1.7 Towards Unbalanced Motion: Part-Decoupling Network for Video Portrait Segmentation

Towards Unbalanced Motion: Partially Decoupled Networks for Video Portrait Segmentation

https://arxiv.org/abs/2307.16565

insert image description here
Video Portrait Segmentation (VPS), which aims to segment salient foreground portraits from video frames, has received a lot of attention in recent years. However, the simplicity of existing VPS datasets has limited extensive research on this task. In this work, we propose a new complex large-scale multi-scene video portrait segmentation dataset MVPS, consisting of 101 video clips from 7 scene categories, where 10,843 sampled frames are finely annotated at the pixel level . The data set has various scenarios and complex background environment, and is currently the most complex data set in VPS. Through the observation of a large number of portrait videos during the construction of the dataset, we found that due to the joint structure of the human body, the movements of portraits are partially correlated, resulting in relatively independent movements of different parts. That is, the movement of different parts of the portrait is uneven. Aiming at this imbalance, an intuitive and reasonable idea is that by decoupling the portrait into multiple parts, different motion states in the portrait can be better utilized. To achieve this goal, we propose a partially decoupled network (PDNet) for video portrait segmentation. Specifically, an Inter-Part Discriminatory Attention (IPDA) module is proposed, which unsupervisedly segments portraits into multiple parts and utilizes different attentions on the discriminative features specified for each different part. In this way, proper attention can be paid to the motion-imbalanced portrait parts to extract part-discriminative correlations, which can result in more accurate portrait segmentation. Experimental results show that our method achieves leading performance compared to the state-of-the-art methods.

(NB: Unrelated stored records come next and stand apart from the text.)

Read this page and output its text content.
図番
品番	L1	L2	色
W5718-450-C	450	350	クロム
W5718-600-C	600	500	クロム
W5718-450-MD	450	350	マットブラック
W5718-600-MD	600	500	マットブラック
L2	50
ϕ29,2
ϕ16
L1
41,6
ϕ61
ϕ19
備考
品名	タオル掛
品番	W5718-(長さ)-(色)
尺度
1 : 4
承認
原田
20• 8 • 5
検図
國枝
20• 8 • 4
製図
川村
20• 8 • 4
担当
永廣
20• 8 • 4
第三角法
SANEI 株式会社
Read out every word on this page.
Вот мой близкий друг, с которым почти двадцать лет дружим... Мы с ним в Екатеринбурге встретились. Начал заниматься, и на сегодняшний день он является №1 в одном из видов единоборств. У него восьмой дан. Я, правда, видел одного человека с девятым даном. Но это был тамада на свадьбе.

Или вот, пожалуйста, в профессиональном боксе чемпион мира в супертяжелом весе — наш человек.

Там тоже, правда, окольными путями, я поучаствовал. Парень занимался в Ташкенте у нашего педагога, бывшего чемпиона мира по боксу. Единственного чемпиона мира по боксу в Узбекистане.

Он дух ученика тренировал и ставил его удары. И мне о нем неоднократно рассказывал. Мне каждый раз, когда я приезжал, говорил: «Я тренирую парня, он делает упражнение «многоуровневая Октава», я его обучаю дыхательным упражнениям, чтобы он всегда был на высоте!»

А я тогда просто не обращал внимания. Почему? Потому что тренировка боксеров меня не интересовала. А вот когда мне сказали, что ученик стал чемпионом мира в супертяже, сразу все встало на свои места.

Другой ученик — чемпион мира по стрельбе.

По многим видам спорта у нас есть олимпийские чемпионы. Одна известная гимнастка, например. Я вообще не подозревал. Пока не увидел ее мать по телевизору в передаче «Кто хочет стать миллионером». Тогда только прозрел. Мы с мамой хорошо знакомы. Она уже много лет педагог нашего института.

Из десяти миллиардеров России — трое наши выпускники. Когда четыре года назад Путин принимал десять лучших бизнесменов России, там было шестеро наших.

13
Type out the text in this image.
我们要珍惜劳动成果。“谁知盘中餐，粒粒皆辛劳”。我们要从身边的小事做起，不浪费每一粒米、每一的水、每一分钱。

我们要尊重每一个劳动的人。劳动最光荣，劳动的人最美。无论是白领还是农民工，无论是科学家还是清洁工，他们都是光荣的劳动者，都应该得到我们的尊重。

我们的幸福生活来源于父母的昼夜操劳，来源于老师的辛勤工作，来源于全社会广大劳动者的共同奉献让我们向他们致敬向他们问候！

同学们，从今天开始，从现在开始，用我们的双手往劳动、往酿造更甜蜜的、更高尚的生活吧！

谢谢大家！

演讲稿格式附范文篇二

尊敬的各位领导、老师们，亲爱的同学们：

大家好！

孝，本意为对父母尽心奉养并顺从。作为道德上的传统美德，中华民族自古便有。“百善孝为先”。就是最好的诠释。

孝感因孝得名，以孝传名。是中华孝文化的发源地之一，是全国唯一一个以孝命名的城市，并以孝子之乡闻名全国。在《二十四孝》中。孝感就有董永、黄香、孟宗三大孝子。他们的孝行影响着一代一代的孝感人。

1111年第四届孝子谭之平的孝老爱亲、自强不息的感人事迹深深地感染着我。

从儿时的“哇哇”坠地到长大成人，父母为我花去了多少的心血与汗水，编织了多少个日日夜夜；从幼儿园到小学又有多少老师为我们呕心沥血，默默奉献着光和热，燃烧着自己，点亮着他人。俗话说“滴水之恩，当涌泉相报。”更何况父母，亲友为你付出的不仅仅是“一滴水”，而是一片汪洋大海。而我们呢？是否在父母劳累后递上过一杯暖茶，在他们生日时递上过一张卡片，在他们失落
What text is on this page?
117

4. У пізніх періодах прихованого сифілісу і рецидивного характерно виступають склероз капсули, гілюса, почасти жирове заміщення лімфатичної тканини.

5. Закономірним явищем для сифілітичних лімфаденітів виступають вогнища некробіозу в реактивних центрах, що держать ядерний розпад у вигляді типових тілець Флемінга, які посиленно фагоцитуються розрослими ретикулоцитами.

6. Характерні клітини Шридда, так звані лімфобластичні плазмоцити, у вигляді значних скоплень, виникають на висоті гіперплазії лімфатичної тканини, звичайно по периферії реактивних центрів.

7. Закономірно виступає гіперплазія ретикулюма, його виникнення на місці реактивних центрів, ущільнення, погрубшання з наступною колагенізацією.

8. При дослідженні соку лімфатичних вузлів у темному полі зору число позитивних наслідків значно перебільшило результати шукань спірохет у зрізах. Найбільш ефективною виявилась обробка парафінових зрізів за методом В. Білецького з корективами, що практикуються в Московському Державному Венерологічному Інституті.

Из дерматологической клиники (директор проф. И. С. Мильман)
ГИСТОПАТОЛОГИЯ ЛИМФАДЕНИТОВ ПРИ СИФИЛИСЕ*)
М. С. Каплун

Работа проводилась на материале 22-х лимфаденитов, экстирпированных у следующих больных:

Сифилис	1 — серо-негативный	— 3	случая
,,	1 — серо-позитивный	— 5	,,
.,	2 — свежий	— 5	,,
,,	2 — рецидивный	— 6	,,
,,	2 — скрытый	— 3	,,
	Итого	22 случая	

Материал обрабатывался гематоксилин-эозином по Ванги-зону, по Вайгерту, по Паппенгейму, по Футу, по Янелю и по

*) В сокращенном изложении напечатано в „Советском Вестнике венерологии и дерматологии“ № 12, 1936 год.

1.8 Rethinking Collaborative Perception from the Spatial-Temporal Importance of Semantic Information

Rethinking collaborative perception from the spatio-temporal importance of semantic information

https://arxiv.org/abs/2307.16517

insert image description here
Collaboration by sharing semantic information is crucial for enhanced perception. However, existing collaboration-aware methods often only focus on the spatial features of semantic information, while ignoring the importance of the temporal dimension in collaborator selection and semantic information fusion, resulting in performance degradation. In this paper, we propose a novel collaborative perception framework - IoSI-CP, which considers the importance of semantic information (IoSI) from temporal and spatial dimensions. Specifically, we develop an IoSI-based collaborator selection method that effectively identifies favorable collaborators but excludes those that bring negative payoffs. Furthermore, we propose a semantic information fusion algorithm called HPHA (History Prior Hybrid Attention), which integrates a multi-scale transformer module and a short-term attention module to capture IoSI from spatial and temporal dimensions, and assign Different weights for efficient aggregation. Extensive experiments on two open datasets show that our proposed IoSI-CP significantly improves the perceptual performance compared to the state-of-the-art methods.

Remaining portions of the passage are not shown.